じっくりと楽しんでいただけたらなぁ、なんて思っております。
感想、評価、ダメ出し、なんでも待ってますので宜しくお願いします!!
「で、西園寺先輩。俺たちの部活って具体的には何やるんですか?」
今、奉仕探偵部に入ることになった俺と桃香は、昨日の西園寺先輩の指示で2号館4階の少人数教室に来ている。

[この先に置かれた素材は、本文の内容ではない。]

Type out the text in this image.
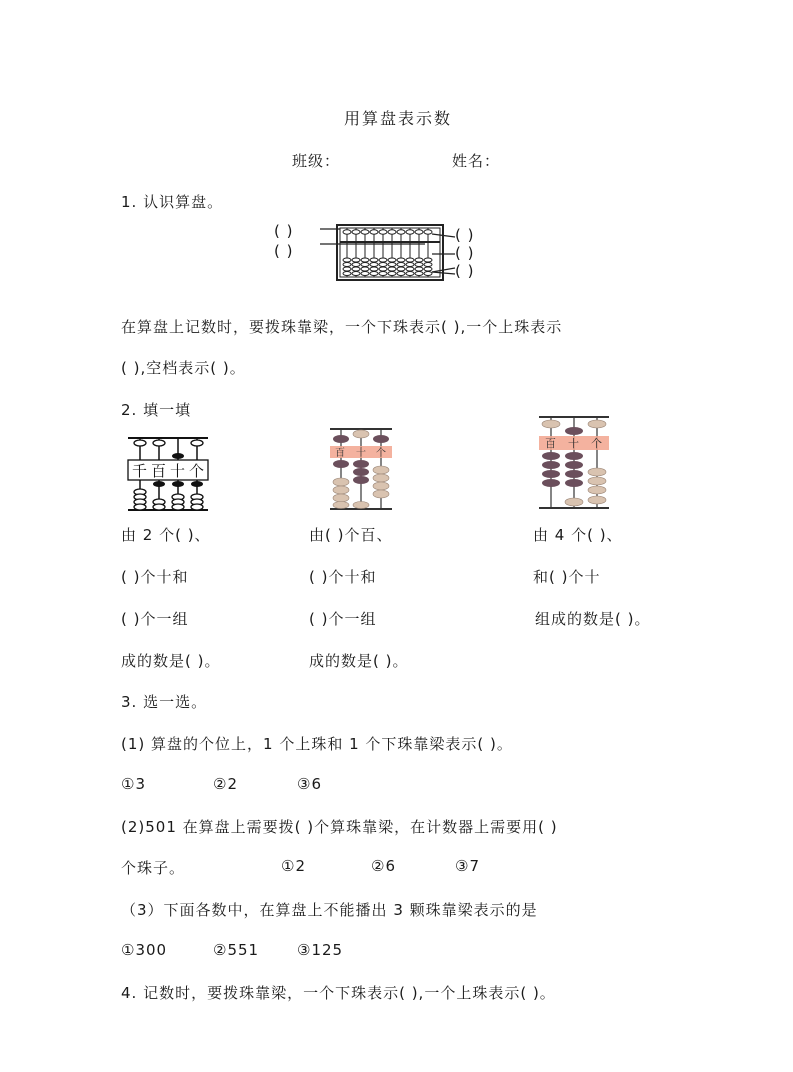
用算盘表示数
班级：	姓名：
1. 认识算盘。
( )
( )
( )
( )
( )
在算盘上记数时，要拨珠靠梁，一个下珠表示( ),一个上珠表示
( ),空档表示( )。
2. 填一填
千 百 十 个
百 十 个
百 十 个
由 2 个( )、
( )个十和
( )个一组
成的数是( )。
由( )个百、
( )个十和
( )个一组
成的数是( )。
由 4 个( )、
和( )个十
组成的数是( )。
3. 选一选。
(1) 算盘的个位上，1 个上珠和 1 个下珠靠梁表示( )。
①3	②2	③6
(2)501 在算盘上需要拨( )个算珠靠梁，在计数器上需要用( )
个珠子。	①2	②6	③7
（3）下面各数中，在算盘上不能播出 3 颗珠靠梁表示的是
①300	②551	③125
4. 记数时，要拨珠靠梁，一个下珠表示( ),一个上珠表示( )。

「え? ああ、活動ね? それは…………もちろん、決まってないわよ?」
「ええーーー……」
「昨日出来たばかりの部活なのよ? 具体的に決まっている方がおかしいでしょう」
「えっと……それじゃあなんで俺たちはここに集まったんですか?」
「あなたたちも知ってるとは思うけど、部活には必ず1人は顧問がいないといけないのよ。だから今日集まった目的は、私が取り付けた顧問の先生との顔合わせと、今後の活動方針についてのミーティングと言ったところかしらね」
「はぁ…だけどその顧問の先生の姿が見当たりませんけど…というか誰なんです?俺が言うのもなんですけど、奉仕探偵部なんて名前の部活の顧問になろうなんて普通の先生は考えないと思うんですけど…」
「そうね、だからあなたのおかげなの。よくわからないけど、悠真君がいるって言ったら速攻で了承してくれたのよ」
「お、俺っすか?!って西園寺先輩…悠真君って……」
「あ、私これからあなたのことは九条君じゃなくて悠真君と呼ぶことにしたから。京さんは桃香ちゃんって呼ぶわね?だから2人とも私のことは西園寺先輩じゃなくて詩織先輩と呼びなさい。私、同じ部活の人と下の名前で呼び合うのに少し憧れてたの」
「はいっ!わかりました!」
「じゃあ今度からそう呼びますね、詩織先輩」
そのあと俺と桃香は詩織先輩と、どこに住んでいるのかとか、両親のことなど色々な話をした。なんでも詩織先輩の父親はこの九十九学園の理事長であり、この出来立ての部活に少人数教室を部室代わりに使うことができるのも父親に頼んで取り付けたことらしい。いわゆる理事長娘の特権ってやつだ。
──ガチャッ!!
俺たちが話始めて20分。いきなり少人数教室の扉は勢いよく開かれた。
「やっと来たわね、玲子先生。こちらが真木玲子先生。奉仕探偵部の顧問で、年齢は24歳。今年から九十九学園に勤務し始めた先生よ。」
「ゴメンゴメーン!急に職員会議が入っちゃってさぁ~! あ、私の紹介終わった?」
入ってきたのは女の先生だった。赤いジャージに室内用運動靴を身に付けていて、いかにも体育会系といった感じだ。年齢は20代前半だろうか、少し茶色がかった髪に髪型はポニーテールにしている。
「あっっっ!!九条悠真君!!ホントにいた!!!」
「あの~、俺がなにか…?」
「すごい…すごい! 何度見てもイケメン! 西園寺さん、抱き付いたりしてもいいの?! 」
「ええ、構いませんよ」
「やったぁぁーーーーー!!」
──ムギュゥッッッ!
「ちょっ、ちょっと先生?! く、苦しいでふ…」
「先生?! 悠真君に何してるんですか! 離れてくださいっ! というか詩織先輩もオッケーしないでくださいよ!」
先生が思いっきり俺の顔に胸を押し当ててくる。その胸はマシュマロのように柔らかく、ほどよい弾力があって、俺は抵抗しながらも無意識のうちにその感触を楽しんでしまっていた。桃香…止めようとしてくれたのに……ゴメン。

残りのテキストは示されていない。